You'll notice that I didn't mention video processing. That's because
the Classé SSP-800 doesn't do video processing. For some, this could be
a killer. However, if you think about it, the Classé SSP-800 is for
systems using mostly HD sources like mine (and likely yours). Most of
the legacy standard-definition sources you have are successfully
video-up-converted in, say, a Blu-ray or DVD-Video player. In my case,
my video passes through the Classé SSP-800 to a DVDO VP50 Pro (make
sure you have the latest firmware installed in the DVDO) and then to my
JVC three-chip D-ILA projector, which covers my bases. Other AV preamps
for less money offer video processing. That's a fact I can't deny. I am
just questioning if you really need it in today's modern
high-definition home theater. I don't.
The 10-band EQ isn't as sophisticated as some of the other room
correction systems in other competing AV preamps. In fact, in the
lower-end AV preamps on the market, many make it easier to use room
correction. For my system, I simply didn't get to play with the 10-band
EQ that much, but it's nice that it is there. I would leave the audio
calibration to a professional, who shouldn't be hard to find, as Classé
is only sold at A-list AV dealers and installers. They will know what
to do to squeeze the last few drops of audio performance from your
system in your room. That's what you pay the premium price for, as this
preamp isn't going to be a DIY install for 80-plus percent of its
owners, despite the fact that the Classé SSP-800 is far easier for the
end user to operate in terms of menus, set-up and onscreen access than
the highly popular Anthem D2V.
The Classé SSP-800 looks great in the rack, but the sucker can run
hot, even with lots of fan cooling. It's not the end of the world, but
it's worth mentioning. I didn't spend much time with the remote, as I
had the SSP-800 programmed into my Crestron system right from the
get-go. I am not sure everyone will go to the extreme of using a
Crestron touch panel. However, most people likely will use a beefier
system control than the included remote. Classé could have provided a
more full-service remote, but that might have added significantly to
the cost of the unit, which is specifically designed for a certain
The Classé SSP 800 is an easy to use, intuitive, audiophile-grade AV
preamp that, while not "cheap" by any standard, is a great value when
considering the short list of audiophile-grade AV preamps on the market
today.

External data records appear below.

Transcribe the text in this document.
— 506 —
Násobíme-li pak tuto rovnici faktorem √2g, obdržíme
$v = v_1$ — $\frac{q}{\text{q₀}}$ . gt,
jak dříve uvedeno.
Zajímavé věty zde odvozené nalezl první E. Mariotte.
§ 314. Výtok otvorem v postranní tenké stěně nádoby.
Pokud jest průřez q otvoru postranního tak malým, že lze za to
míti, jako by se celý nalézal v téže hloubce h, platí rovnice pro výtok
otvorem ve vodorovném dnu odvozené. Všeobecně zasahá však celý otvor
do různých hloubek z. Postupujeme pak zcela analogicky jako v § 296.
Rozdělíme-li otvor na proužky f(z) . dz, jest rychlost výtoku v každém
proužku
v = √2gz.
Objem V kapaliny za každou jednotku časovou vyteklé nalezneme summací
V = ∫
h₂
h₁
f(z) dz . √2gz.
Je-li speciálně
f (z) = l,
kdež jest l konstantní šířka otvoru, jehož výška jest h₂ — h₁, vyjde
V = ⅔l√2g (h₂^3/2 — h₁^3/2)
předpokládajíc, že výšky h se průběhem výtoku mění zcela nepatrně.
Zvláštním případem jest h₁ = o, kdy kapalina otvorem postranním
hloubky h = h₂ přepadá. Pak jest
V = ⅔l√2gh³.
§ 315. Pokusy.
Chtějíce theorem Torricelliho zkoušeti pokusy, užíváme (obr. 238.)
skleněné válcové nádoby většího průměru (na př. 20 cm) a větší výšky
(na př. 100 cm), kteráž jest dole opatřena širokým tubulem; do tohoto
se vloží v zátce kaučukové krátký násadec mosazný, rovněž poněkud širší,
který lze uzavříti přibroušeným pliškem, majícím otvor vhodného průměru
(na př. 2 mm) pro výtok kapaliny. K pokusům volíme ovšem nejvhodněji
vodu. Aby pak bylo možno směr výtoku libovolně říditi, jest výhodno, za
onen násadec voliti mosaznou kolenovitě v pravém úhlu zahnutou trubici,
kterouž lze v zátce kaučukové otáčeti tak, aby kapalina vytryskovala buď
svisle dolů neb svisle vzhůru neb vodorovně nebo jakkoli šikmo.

Sonics is where the SSP-800 shines the most. My system has never
sounded better than with the Classé SSP-800 in the loop. The operation
is now rock-solid after we upgraded firmware, changed out a few cables
and dealt with a number of non-Classé issues during installation. The
video pass-through is flawless, without any signs of coloration. The
internal DACs are excellent, with an overall sonic performance that is
worth every penny of $8,000. You can get more features for less money
in other AV preamps. What you can't get is this level of industrial
design, system control and overall sound. The Classé SSP-800 is an
audiophile winner, with home theater skills that can keep up with the
most sophisticated AV systems anywhere in the world. Consider the
Classé SSP-800 AV preamp a true breakthrough high-end AV product. I
consider it a keeper, as I am going to write the check and make the
Classé SSP-800 my new reference AV preamp.